On the weekend of March 11-13th, The Central field China Global Partnership met for the first time as a team for a weekend of teaching and training. My friend Dave, IV Staff at OCAD and U of T St. George, is directing this Global Partnership and the meeting was hosted in the home of an IV ISM Staff.

I was talking to Dave as he was preparing for the weekend, and found out he was stressed out about figuring out meals for 17 people. Since cooking for large numbers of people is something I’ve done a number of times and enjoyed; I offered to help with the meals to free Dave up to focus on the teaching time.

It worked best for me to come and cook lunch and dinner on Saturday, as Friday would be a simpler meal time, and Sunday would be leftovers. I asked Dave if he wanted any Chinese meals during the Saturday, and he asked for dinner to be a Chinese meal, but said lunch could be a simpler more generic meal.
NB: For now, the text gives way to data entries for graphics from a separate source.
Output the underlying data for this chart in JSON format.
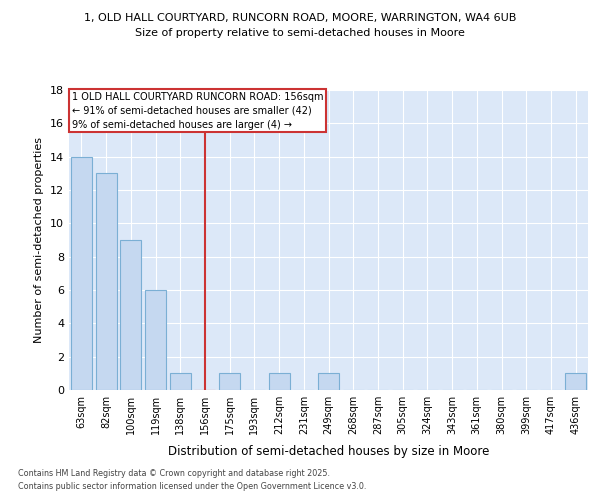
{
  "title1": "1, OLD HALL COURTYARD, RUNCORN ROAD, MOORE, WARRINGTON, WA4 6UB",
  "title2": "Size of property relative to semi-detached houses in Moore",
  "xlabel": "Distribution of semi-detached houses by size in Moore",
  "ylabel": "Number of semi-detached properties",
  "categories": [
    "63sqm",
    "82sqm",
    "100sqm",
    "119sqm",
    "138sqm",
    "156sqm",
    "175sqm",
    "193sqm",
    "212sqm",
    "231sqm",
    "249sqm",
    "268sqm",
    "287sqm",
    "305sqm",
    "324sqm",
    "343sqm",
    "361sqm",
    "380sqm",
    "399sqm",
    "417sqm",
    "436sqm"
  ],
  "values": [
    14,
    13,
    9,
    6,
    1,
    0,
    1,
    0,
    1,
    0,
    1,
    0,
    0,
    0,
    0,
    0,
    0,
    0,
    0,
    0,
    1
  ],
  "highlight_index": 5,
  "highlight_color": "#cc3333",
  "bar_color": "#c5d8f0",
  "bar_edge_color": "#7bafd4",
  "ylim": [
    0,
    18
  ],
  "yticks": [
    0,
    2,
    4,
    6,
    8,
    10,
    12,
    14,
    16,
    18
  ],
  "annotation_title": "1 OLD HALL COURTYARD RUNCORN ROAD: 156sqm",
  "annotation_line1": "← 91% of semi-detached houses are smaller (42)",
  "annotation_line2": "9% of semi-detached houses are larger (4) →",
  "footer1": "Contains HM Land Registry data © Crown copyright and database right 2025.",
  "footer2": "Contains public sector information licensed under the Open Government Licence v3.0.",
  "fig_bg_color": "#ffffff",
  "plot_bg_color": "#dce8f8",
  "grid_color": "#ffffff",
  "annotation_box_color": "#ffffff",
  "annotation_border_color": "#cc3333",
  "vline_color": "#cc3333"
}
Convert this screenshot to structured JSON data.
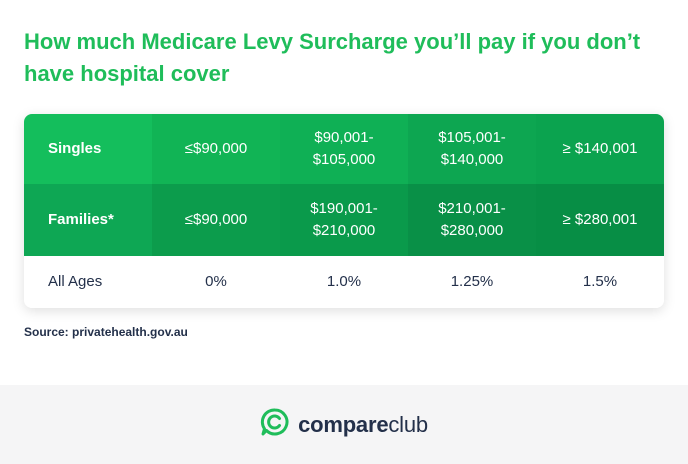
{
  "title": "How much Medicare Levy Surcharge you’ll pay if you don’t have hospital cover",
  "table": {
    "rows": [
      {
        "label": "Singles",
        "cells": [
          "≤$90,000",
          "$90,001-\n$105,000",
          "$105,001-\n$140,000",
          "≥ $140,001"
        ]
      },
      {
        "label": "Families*",
        "cells": [
          "≤$90,000",
          "$190,001-\n$210,000",
          "$210,001-\n$280,000",
          "≥ $280,001"
        ]
      },
      {
        "label": "All Ages",
        "cells": [
          "0%",
          "1.0%",
          "1.25%",
          "1.5%"
        ]
      }
    ]
  },
  "source": "Source: privatehealth.gov.au",
  "brand": {
    "name_bold": "compare",
    "name_regular": "club",
    "logo_icon": "compareclub-speech-bubble-icon",
    "colors": {
      "primary": "#1fbd5a",
      "dark": "#23304a"
    }
  }
}
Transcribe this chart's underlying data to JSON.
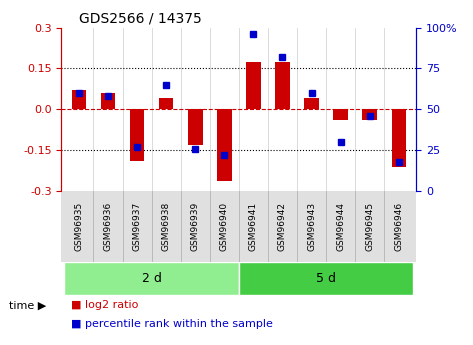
{
  "title": "GDS2566 / 14375",
  "samples": [
    "GSM96935",
    "GSM96936",
    "GSM96937",
    "GSM96938",
    "GSM96939",
    "GSM96940",
    "GSM96941",
    "GSM96942",
    "GSM96943",
    "GSM96944",
    "GSM96945",
    "GSM96946"
  ],
  "log2_ratio": [
    0.07,
    0.06,
    -0.19,
    0.04,
    -0.13,
    -0.265,
    0.175,
    0.175,
    0.04,
    -0.04,
    -0.04,
    -0.21
  ],
  "percentile_rank": [
    60,
    58,
    27,
    65,
    26,
    22,
    96,
    82,
    60,
    30,
    46,
    18
  ],
  "groups": [
    {
      "label": "2 d",
      "start": 0,
      "end": 6,
      "color": "#90ee90"
    },
    {
      "label": "5 d",
      "start": 6,
      "end": 12,
      "color": "#44cc44"
    }
  ],
  "ylim": [
    -0.3,
    0.3
  ],
  "yticks_left": [
    -0.3,
    -0.15,
    0.0,
    0.15,
    0.3
  ],
  "yticks_right": [
    0,
    25,
    50,
    75,
    100
  ],
  "bar_color": "#cc0000",
  "point_color": "#0000cc",
  "bg_color": "#ffffff",
  "plot_bg": "#ffffff",
  "grid_color": "#000000",
  "time_label": "time",
  "legend_items": [
    {
      "color": "#cc0000",
      "label": "log2 ratio"
    },
    {
      "color": "#0000cc",
      "label": "percentile rank within the sample"
    }
  ],
  "bar_width": 0.5
}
It was here, that my ambition kicked in. I decided to undertake making a Chicken Fried Rice for lunch (which I thought would be easy) and then a 6 course Chinese Feast for dinner. I also chose a bunch of recipes I hadn;t tried before and wouldn’t have time to test before Saturday. I made the list of ingredients for Dave to buy, and came early on Saturday to make the meals.
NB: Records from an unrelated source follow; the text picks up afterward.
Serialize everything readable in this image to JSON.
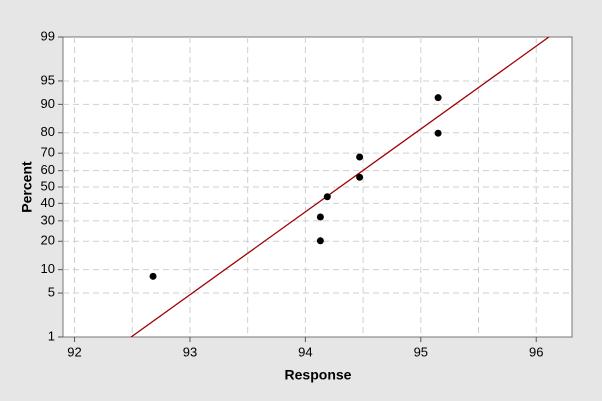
{
  "chart_data": {
    "type": "scatter",
    "x_label": "Response",
    "y_label": "Percent",
    "y_scale": "normal-probability",
    "xlim": [
      91.9,
      96.31
    ],
    "ylim": [
      1,
      99
    ],
    "xticks": [
      92,
      93,
      94,
      95,
      96
    ],
    "xminor": [
      92.5,
      93.5,
      94.5,
      95.5
    ],
    "yticks": [
      1,
      5,
      10,
      20,
      30,
      40,
      50,
      60,
      70,
      80,
      90,
      95,
      99
    ],
    "grid": true,
    "series": [
      {
        "color": "#000000",
        "x": [
          92.68,
          94.13,
          94.13,
          94.19,
          94.47,
          94.47,
          95.15,
          95.15
        ],
        "values": [
          8.3,
          20.2,
          32.1,
          44.0,
          56.0,
          67.9,
          79.8,
          91.7
        ]
      }
    ],
    "fit_line": {
      "color": "#a00000",
      "x": [
        92.49,
        96.11
      ],
      "values": [
        1,
        99
      ]
    }
  }
}
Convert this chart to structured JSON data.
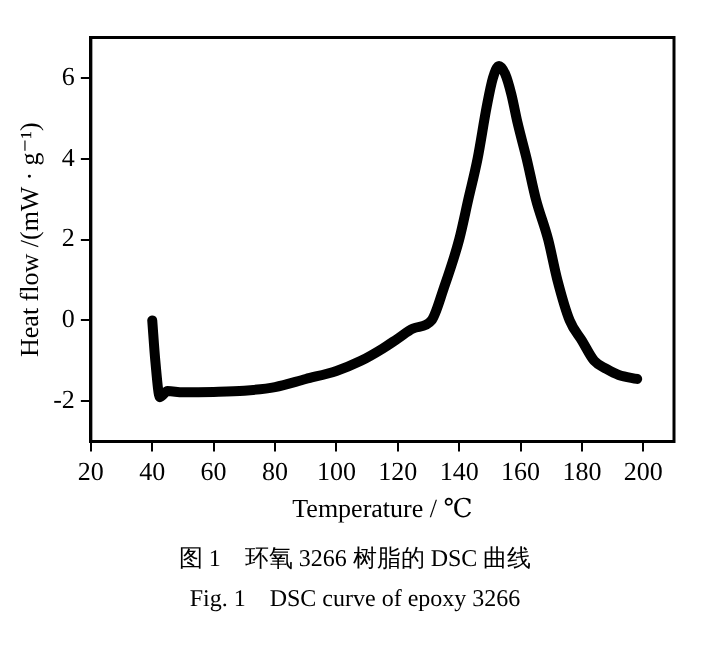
{
  "chart_data": {
    "type": "line",
    "xlabel": "Temperature / ℃",
    "ylabel": "Heat flow /(mW · g⁻¹)",
    "annotations": [
      "图 1　环氧 3266 树脂的 DSC 曲线",
      "Fig. 1　DSC curve of epoxy 3266"
    ],
    "xlim": [
      20,
      210
    ],
    "xticks": [
      20,
      40,
      60,
      80,
      100,
      120,
      140,
      160,
      180,
      200
    ],
    "ylim": [
      -3,
      7
    ],
    "yticks": [
      -2,
      0,
      2,
      4,
      6
    ],
    "grid": false,
    "legend": false,
    "marker": "none",
    "line_style": "solid",
    "series": [
      {
        "color": "#000000",
        "x": [
          40,
          41,
          42.5,
          45,
          50,
          60,
          70,
          80,
          90,
          100,
          108,
          115,
          120,
          125,
          131,
          135,
          140,
          143,
          146,
          149,
          151,
          153,
          155,
          157,
          159,
          162,
          165,
          169,
          172,
          176,
          180,
          184,
          188,
          192,
          198
        ],
        "values": [
          0,
          -1,
          -1.9,
          -1.75,
          -1.78,
          -1.77,
          -1.74,
          -1.65,
          -1.45,
          -1.25,
          -1,
          -0.7,
          -0.45,
          -0.2,
          0,
          0.8,
          2,
          3,
          4,
          5.3,
          6,
          6.3,
          6.1,
          5.6,
          4.9,
          4,
          3,
          2,
          1,
          0,
          -0.5,
          -1,
          -1.2,
          -1.35,
          -1.45
        ]
      }
    ]
  }
}
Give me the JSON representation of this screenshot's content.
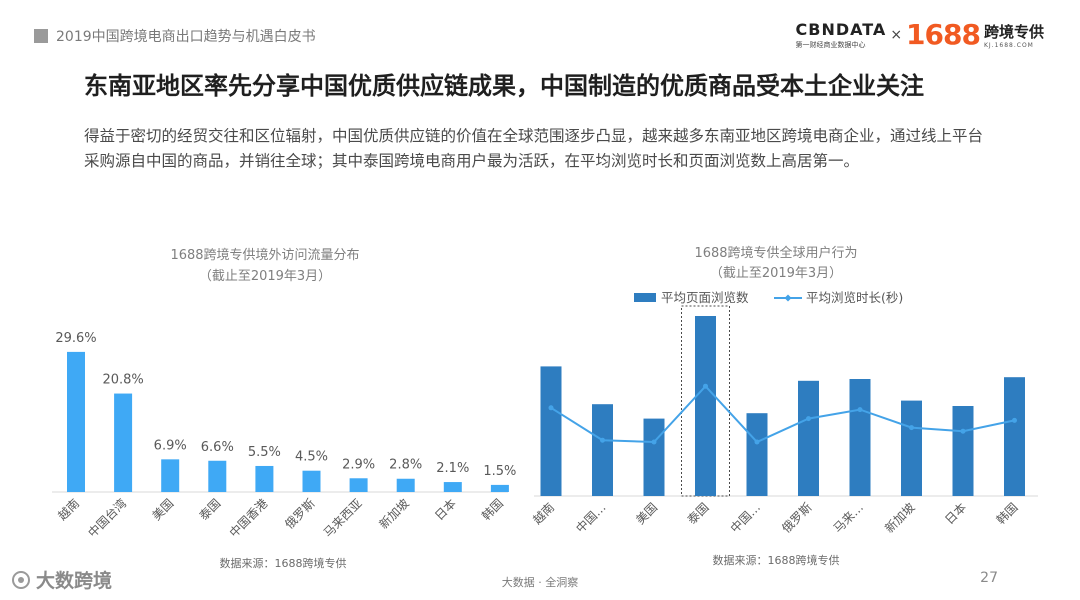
{
  "header": {
    "doc_title": "2019中国跨境电商出口趋势与机遇白皮书",
    "brand": {
      "cbn_name": "CBNDATA",
      "cbn_sub": "第一财经商业数据中心",
      "times": "×",
      "num": "1688",
      "zg_name": "跨境专供",
      "zg_sub": "KJ.1688.COM"
    }
  },
  "page_title": "东南亚地区率先分享中国优质供应链成果，中国制造的优质商品受本土企业关注",
  "intro": "得益于密切的经贸交往和区位辐射，中国优质供应链的价值在全球范围逐步凸显，越来越多东南亚地区跨境电商企业，通过线上平台采购源自中国的商品，并销往全球；其中泰国跨境电商用户最为活跃，在平均浏览时长和页面浏览数上高居第一。",
  "colors": {
    "bar_left": "#3fa9f5",
    "bar_right": "#2e7dc0",
    "line": "#44a3e8"
  },
  "chart_data": [
    {
      "type": "bar",
      "title": "1688跨境专供境外访问流量分布",
      "subtitle": "（截止至2019年3月）",
      "categories": [
        "越南",
        "中国台湾",
        "美国",
        "泰国",
        "中国香港",
        "俄罗斯",
        "马来西亚",
        "新加坡",
        "日本",
        "韩国"
      ],
      "values": [
        29.6,
        20.8,
        6.9,
        6.6,
        5.5,
        4.5,
        2.9,
        2.8,
        2.1,
        1.5
      ],
      "value_labels": [
        "29.6%",
        "20.8%",
        "6.9%",
        "6.6%",
        "5.5%",
        "4.5%",
        "2.9%",
        "2.8%",
        "2.1%",
        "1.5%"
      ],
      "ylim": [
        0,
        30
      ],
      "source": "数据来源：1688跨境专供"
    },
    {
      "type": "bar",
      "title": "1688跨境专供全球用户行为",
      "subtitle": "（截止至2019年3月）",
      "categories": [
        "越南",
        "中国…",
        "美国",
        "泰国",
        "中国…",
        "俄罗斯",
        "马来…",
        "新加坡",
        "日本",
        "韩国"
      ],
      "series": [
        {
          "name": "平均页面浏览数",
          "type": "bar",
          "values": [
            72,
            51,
            43,
            100,
            46,
            64,
            65,
            53,
            50,
            66
          ]
        },
        {
          "name": "平均浏览时长(秒)",
          "type": "line",
          "values": [
            49,
            31,
            30,
            61,
            30,
            43,
            48,
            38,
            36,
            42
          ]
        }
      ],
      "ylim": [
        0,
        100
      ],
      "highlight": "泰国",
      "source": "数据来源：1688跨境专供"
    }
  ],
  "footer": {
    "logo_text": "大数跨境",
    "center": "大数据 · 全洞察",
    "page": "27"
  }
}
I’d never been in the house where the meeting was held, so I didn’t know that there weren’t many barriers between the kitchen and the space the team was meeting. I also didn’t know there was a gas stove (until this point, I’d never cooked on a gas stove). I found out about these factors immediately, and had to make some modifications about how I’d be in cooking in this space (mostly, i couldn’t have background music playing, and couldn’t verbally freak out if something went wrong). I also had to learn to use a gas stove. Despite these initial hiccups, the rest of the meal preparation went well. It was good to be close to where the team was, as I overheard their scripture study led by IV York KCF Staff, Dan.

I managed to finish lunch relatively on time. And the students thoroughly enjoyed it! There were no leftovers! However, I was running behind on my meal preparation for dinner. So, I called my friend Amber, who I had plans with later that evening to ask for help. Amber is one of my best friends from Ryerson and one of my go-to cooking friends. She came over and helped me with my ambitious dinner preparation.

Together we made:

–          Singapore Noodles

–          Sauteed Beef with Snap Peas

–          Vegetable Stir Fry

–          Pork Wontons

–          And the filling for spring rolls (we ran out of time to make them)

–          Egg Tarts for Dessert

I was worried that Amber would be upset about getting enlisted in my ambitious meal preparation, but she had a great time and was excited to learn how to make all these dishes!

We finished all the components of the meal, and served dinner at 6:30. We stayed to clean up and left around 7:30 pm. It wasn’t until we were heading to a movie theatre that I realized that I’d done a full 8 hours of cooking!

I really enjoyed cooking the meals, but my favourite parts of the day were the times when I was able to meet and chat with the students on the China GP team. I was excited to hear about their excitement and fears about going to China. I also had a few moments of getting to spend time with the staff on the GP team, it was fun to partner with them this way!